Main outcome measures: Rates of hand hygiene (HH) compliance; rates of MRSA disease (patients with bacteraemia and number of clinical isolates per 100 patient discharges [PD]).
Results: Mean HH compliance improved significantly at all pilot program sites, from 21% (95% CI, 20%–22%) at baseline to 48% (95% CI, 47%–49%) at 12 months and 47% (95% CI, 46%–48%; range, 31%–75%) at 24 months. Mean baseline rates for the number of patients with MRSA bacteraemia and the number of clinical MRSA isolates were 0.05/100 PD per month (range, 0.00–0.13) and 1.39/100 PD per month (range, 0.16–2.39), respectively. These were significantly reduced after 24 months to 0.02/100 PD per month for bacteraemia (P = 0.035 for trend; 65 fewer patients with bacteraemia) and 0.73/100 PD per month for MRSA isolates (P = 0.003; 716 fewer isolates).
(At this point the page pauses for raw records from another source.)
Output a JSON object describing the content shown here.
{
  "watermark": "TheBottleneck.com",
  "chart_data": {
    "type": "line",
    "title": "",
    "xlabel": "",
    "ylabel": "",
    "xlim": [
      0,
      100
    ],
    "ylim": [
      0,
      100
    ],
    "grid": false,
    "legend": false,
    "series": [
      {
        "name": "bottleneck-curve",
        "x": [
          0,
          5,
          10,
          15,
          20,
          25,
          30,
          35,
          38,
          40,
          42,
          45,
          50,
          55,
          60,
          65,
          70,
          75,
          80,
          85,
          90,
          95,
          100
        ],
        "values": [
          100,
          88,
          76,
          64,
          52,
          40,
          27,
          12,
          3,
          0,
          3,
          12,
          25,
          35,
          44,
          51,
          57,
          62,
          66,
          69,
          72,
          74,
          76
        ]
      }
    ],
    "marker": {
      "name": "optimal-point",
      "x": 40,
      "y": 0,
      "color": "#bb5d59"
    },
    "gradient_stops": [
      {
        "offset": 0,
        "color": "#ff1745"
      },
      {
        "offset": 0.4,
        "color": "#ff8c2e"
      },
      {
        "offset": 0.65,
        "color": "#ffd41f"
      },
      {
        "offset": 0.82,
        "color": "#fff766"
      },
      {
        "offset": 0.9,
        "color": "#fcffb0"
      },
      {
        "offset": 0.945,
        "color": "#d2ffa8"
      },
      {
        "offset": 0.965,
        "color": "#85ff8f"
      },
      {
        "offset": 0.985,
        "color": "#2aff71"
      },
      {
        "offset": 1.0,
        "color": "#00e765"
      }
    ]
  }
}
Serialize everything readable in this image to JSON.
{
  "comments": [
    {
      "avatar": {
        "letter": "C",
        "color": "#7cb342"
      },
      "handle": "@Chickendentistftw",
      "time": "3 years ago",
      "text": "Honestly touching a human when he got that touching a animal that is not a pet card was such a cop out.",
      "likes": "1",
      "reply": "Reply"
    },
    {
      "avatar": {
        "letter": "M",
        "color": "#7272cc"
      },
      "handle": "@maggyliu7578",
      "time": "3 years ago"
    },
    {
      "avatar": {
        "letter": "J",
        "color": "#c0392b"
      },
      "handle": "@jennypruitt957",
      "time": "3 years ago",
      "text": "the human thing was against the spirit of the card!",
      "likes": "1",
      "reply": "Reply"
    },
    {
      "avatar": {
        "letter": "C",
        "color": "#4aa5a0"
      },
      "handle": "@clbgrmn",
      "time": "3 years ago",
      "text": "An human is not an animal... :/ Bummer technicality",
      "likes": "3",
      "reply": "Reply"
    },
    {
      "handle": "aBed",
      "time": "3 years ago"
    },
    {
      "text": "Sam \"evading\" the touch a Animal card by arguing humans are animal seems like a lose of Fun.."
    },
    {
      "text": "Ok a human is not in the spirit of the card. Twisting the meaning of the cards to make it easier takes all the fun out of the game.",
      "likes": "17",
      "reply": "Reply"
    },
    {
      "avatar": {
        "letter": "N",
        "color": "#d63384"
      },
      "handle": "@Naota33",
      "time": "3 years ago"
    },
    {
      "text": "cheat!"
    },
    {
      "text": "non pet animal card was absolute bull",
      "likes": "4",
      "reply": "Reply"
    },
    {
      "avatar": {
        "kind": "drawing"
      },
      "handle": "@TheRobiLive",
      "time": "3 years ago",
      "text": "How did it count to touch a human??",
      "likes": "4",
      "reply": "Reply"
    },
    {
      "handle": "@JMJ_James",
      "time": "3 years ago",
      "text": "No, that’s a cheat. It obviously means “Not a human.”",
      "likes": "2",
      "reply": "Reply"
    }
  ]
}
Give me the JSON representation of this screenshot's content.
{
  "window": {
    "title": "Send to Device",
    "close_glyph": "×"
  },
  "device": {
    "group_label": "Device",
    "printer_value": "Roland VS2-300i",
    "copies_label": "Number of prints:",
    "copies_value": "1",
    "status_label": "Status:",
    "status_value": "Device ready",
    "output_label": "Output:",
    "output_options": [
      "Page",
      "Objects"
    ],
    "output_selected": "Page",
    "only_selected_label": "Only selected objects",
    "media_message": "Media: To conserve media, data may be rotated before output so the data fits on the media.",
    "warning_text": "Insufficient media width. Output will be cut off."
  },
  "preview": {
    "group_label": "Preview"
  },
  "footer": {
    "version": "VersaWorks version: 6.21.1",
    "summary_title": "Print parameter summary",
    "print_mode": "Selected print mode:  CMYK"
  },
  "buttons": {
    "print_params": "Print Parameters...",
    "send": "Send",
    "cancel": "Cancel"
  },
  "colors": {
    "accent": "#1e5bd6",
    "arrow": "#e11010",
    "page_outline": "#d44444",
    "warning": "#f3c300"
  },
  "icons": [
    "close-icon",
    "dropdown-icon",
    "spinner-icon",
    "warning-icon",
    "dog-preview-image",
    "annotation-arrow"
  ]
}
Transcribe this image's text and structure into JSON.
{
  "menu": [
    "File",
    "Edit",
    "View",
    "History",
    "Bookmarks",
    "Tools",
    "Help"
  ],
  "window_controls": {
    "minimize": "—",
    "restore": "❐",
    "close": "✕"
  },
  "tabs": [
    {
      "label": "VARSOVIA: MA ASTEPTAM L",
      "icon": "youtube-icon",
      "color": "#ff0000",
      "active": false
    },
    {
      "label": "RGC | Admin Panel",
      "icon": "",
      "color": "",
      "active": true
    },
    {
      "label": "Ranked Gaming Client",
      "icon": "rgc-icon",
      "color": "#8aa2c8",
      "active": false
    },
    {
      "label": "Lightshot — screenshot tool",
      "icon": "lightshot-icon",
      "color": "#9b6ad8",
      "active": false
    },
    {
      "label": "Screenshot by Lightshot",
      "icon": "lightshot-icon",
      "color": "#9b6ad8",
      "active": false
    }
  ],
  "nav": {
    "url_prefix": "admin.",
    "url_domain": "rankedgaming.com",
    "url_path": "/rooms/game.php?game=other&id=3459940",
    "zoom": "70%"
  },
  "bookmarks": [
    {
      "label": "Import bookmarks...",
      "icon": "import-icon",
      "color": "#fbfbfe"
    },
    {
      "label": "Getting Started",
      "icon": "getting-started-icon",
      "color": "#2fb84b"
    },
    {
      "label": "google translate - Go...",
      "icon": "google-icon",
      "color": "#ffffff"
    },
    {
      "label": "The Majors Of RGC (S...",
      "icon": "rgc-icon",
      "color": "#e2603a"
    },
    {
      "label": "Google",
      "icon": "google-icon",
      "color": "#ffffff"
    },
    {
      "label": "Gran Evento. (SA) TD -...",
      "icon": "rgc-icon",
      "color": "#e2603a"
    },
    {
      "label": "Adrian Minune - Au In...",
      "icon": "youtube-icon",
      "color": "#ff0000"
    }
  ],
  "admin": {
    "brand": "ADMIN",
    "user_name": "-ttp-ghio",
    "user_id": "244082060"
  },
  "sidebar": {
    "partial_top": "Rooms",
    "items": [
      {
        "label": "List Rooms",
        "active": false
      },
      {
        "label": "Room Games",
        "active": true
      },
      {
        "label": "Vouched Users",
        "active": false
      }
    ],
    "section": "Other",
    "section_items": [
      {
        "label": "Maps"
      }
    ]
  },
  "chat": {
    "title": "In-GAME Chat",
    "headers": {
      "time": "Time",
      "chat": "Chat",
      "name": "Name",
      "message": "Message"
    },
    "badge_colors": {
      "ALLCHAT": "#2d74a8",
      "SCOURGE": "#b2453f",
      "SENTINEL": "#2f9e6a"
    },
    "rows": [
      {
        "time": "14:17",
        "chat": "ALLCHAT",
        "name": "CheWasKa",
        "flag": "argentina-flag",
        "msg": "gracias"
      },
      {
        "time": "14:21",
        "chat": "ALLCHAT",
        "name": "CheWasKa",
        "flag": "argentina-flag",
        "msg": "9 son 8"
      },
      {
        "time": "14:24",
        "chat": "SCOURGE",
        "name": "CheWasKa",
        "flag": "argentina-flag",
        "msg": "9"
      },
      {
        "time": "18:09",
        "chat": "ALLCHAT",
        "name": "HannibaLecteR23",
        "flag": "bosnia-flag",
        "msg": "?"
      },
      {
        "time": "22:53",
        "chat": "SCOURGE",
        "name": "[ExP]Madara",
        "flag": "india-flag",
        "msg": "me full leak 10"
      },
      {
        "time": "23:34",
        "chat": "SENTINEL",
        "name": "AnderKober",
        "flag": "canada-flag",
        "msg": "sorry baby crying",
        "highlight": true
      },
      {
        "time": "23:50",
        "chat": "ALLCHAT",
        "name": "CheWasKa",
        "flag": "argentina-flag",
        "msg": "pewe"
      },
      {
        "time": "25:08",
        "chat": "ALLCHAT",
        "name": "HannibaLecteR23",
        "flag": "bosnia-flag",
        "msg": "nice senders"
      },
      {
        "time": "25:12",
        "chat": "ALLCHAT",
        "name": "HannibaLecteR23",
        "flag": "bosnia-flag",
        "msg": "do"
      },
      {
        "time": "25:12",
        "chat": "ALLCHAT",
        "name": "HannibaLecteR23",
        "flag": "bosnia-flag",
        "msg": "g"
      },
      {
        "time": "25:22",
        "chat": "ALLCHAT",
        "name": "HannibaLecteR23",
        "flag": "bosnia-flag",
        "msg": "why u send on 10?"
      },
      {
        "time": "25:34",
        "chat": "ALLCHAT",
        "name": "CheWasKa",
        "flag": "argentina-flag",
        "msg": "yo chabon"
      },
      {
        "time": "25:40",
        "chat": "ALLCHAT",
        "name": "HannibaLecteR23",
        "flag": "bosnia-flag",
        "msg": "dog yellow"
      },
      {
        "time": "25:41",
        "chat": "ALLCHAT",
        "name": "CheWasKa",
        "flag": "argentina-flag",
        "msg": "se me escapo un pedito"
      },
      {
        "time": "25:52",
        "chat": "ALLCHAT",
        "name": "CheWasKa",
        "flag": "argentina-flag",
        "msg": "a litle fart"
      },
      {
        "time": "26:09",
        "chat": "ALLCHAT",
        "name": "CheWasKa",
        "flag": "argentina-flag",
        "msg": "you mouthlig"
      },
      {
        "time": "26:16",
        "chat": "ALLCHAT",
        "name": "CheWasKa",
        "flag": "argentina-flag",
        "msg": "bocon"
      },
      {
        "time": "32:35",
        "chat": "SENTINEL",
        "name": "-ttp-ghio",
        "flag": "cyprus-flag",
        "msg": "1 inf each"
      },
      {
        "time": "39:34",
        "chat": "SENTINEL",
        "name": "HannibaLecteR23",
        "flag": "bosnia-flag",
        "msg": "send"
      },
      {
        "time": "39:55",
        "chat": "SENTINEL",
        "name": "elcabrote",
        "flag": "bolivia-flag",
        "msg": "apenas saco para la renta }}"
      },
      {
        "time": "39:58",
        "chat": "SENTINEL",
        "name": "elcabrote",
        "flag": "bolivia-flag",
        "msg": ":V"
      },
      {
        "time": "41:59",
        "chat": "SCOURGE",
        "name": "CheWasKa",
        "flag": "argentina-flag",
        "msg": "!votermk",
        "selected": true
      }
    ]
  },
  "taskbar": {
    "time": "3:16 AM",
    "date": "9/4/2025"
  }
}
Similar findings were noted 12 months after the statewide roll-out, with an increase in mean HH compliance (from 20% to 53%; P < 0.001) and reductions in the rates of MRSA isolates (P = 0.043) and bacteraemias (P = 0.09).
Conclusions: Pilot and subsequent statewide implementation of a multimodal HHCCP was effective in significantly improving HH compliance and reducing rates of MRSA infection.